ТТ: Знаешь ли ты меня?

ТТ: Конечно.

ТТ: Хотя, может, и не хотел бы знать.

ТТ: Но увы.

Как же мешала эта боль и зуд. Противно - мысли путаются и не могут встать ровно. Я нахмурился и тронул эту точку пальцами.

ТТ: Тогда карты на стол, чел. Я хочу знать, кто из моего окружения так меня ненавидит.

ТТ: Кто ты?

ТТ: О, всё скучно до банальности.

ТТ: Ты бы и сам понял сразу, если бы хоть немного подумал. Кто ещё может ненавидеть тебя так сильно?

ТТ: Ответ прост.

ТТ: Я - это ты.

Я перестал печатать и вырвал то, что так неприятно зудело. На лице моём растянулась широкая улыбка, когда я поглядел на то, что лежало в моей ладони: горящий янтарным напуганный глаз на подвижном колене.

На меня смотрел Механик и широко ухмылялся, а я резко перестал чувствовать свои руки. Самого себя.
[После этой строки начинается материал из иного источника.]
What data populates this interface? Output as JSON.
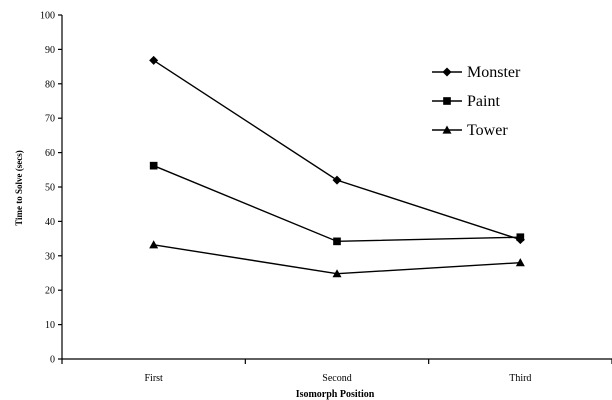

Меня всего переполняла куча противоречивых эмоций, но у меня не было рта, чтобы закричать, рук, чтобы отбиться. Я мог только видеть. Но я не хотел видеть.

Если бы Механик мог – он бы рассмеялся. Но он не умел смеяться. Потому только его ухмылка стала чуть шире, и он разжал руку. Я падал вниз, пока глухо не стукнулся обо что-то щекой.

*

Он в порядке?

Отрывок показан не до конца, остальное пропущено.